Brussels / 1 & 2 February 2020


Spack's new Concretizer

Dependency solving is more than just SAT!

Dependency resolution is deceptively complex; simply selecting a set of compatible versions for an arbitrary network of dependencies is NP-hard. Much effort has been spent on this problem for modern single-language ecosystems, but many of these ecosystems rely on natively compiled libraries, and dependency mangers often fail at managing the additional complexities that native libraries entail. Further, dependency resolution has traditionally been modeled as a SAT problem, where the package manager should find any workable solution to satisfy package constraints. However, any solution may not be good enough. Users want the most tested, most optimized, or most secure configuration, and this is a SAT problem coupled with complex optimization.

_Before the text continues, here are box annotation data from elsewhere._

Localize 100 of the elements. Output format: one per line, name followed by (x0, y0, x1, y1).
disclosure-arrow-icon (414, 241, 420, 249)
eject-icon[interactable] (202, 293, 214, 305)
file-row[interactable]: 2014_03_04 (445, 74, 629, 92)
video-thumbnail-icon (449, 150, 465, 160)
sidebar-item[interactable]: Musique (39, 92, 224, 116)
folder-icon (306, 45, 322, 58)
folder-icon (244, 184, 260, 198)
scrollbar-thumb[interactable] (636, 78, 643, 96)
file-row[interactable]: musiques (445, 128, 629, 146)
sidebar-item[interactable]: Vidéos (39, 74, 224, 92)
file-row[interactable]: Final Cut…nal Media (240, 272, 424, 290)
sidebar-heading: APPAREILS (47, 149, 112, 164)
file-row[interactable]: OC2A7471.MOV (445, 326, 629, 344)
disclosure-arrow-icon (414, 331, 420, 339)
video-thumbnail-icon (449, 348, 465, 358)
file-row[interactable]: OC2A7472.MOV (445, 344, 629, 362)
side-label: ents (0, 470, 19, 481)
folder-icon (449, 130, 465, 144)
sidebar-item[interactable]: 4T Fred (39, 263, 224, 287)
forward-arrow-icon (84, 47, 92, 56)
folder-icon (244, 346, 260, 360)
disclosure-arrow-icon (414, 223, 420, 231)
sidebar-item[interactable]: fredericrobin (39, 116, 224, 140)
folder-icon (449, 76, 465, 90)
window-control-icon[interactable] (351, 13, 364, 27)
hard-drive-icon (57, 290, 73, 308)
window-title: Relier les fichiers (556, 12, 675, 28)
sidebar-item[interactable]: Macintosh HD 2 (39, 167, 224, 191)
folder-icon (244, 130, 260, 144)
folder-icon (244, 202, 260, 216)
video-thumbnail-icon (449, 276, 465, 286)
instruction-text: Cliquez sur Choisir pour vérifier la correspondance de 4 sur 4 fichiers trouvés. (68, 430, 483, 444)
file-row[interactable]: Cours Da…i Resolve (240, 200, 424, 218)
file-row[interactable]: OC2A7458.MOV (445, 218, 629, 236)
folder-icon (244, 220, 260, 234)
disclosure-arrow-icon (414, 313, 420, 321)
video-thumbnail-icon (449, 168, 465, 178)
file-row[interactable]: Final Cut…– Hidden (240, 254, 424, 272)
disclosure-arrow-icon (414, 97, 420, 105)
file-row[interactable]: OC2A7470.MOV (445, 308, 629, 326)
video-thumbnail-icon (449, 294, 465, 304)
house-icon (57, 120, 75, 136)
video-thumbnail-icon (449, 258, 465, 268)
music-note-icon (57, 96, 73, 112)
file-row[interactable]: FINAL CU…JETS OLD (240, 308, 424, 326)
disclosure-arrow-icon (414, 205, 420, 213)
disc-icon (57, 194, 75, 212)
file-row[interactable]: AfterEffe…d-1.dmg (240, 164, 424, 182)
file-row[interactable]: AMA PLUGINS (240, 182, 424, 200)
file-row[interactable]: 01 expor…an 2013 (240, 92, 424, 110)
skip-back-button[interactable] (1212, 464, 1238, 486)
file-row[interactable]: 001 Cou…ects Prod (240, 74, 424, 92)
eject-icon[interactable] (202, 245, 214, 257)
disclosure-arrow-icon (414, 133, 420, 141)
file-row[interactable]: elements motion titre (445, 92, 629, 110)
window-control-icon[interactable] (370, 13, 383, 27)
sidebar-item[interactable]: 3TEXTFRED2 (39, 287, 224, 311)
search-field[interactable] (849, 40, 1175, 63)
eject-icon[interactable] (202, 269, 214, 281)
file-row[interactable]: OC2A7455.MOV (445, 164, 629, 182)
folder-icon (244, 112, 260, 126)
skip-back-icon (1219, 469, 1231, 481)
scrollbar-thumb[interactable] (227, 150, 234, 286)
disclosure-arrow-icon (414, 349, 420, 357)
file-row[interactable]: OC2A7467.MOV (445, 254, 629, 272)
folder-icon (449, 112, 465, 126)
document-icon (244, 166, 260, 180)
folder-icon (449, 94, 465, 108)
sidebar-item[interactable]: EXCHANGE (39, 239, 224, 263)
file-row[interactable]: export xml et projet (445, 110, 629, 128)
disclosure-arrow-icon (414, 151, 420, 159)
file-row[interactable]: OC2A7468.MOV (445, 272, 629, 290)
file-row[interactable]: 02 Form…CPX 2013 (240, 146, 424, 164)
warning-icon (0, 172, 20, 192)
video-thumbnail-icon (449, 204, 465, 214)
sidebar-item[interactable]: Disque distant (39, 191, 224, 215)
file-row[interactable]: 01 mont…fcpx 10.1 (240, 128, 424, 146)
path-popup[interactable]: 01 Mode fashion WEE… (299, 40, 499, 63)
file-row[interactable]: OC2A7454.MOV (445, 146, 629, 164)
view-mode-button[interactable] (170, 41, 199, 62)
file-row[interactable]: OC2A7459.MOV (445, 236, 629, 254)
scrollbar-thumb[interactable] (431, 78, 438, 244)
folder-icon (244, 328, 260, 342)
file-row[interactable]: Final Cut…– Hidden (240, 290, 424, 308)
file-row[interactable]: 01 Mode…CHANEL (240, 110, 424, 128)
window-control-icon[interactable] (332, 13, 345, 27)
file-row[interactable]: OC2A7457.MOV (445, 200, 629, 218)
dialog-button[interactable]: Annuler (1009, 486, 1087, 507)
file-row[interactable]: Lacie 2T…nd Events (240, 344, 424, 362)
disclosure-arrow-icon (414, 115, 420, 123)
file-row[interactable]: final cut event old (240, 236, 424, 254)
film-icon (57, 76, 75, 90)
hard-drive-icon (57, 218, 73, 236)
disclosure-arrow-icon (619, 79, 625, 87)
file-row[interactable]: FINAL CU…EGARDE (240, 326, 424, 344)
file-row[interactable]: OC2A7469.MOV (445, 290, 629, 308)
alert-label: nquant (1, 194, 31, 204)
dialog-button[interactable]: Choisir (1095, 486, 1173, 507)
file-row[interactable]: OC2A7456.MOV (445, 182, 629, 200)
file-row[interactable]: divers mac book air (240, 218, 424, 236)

Spack is a package/dependency manager rapidly gaining popularity in High Performance Computing (HPC) that aims to address many of the complexities of native, multi-language, cross-platform dependency management. Spack has recently been reworked to use Answer Set Programming (ASP), a declarative logic programming paradigm that also provides sophisticated facilities for optimization. This talk will cover how we’ve been able to model the compiler toolchain, ISA, build options, ABI, and other constraints on native libraries. We’ll also talk about how ASP has been a useful tool for finding optimized dependency configurations. This work can be used to improve dependency resolvers in general — so that they can prefer more secure or tested configurations instead of simply selecting the most recent workable versions.

Expected prior knowledge / intended audience: Audience should have basic knowledge of build systems and compiled languages, but we'll explain this up front with some brief background. The talk is aimed broadly -- for users, developers, packagers, researchers, package manager implementors, and HPC administrators.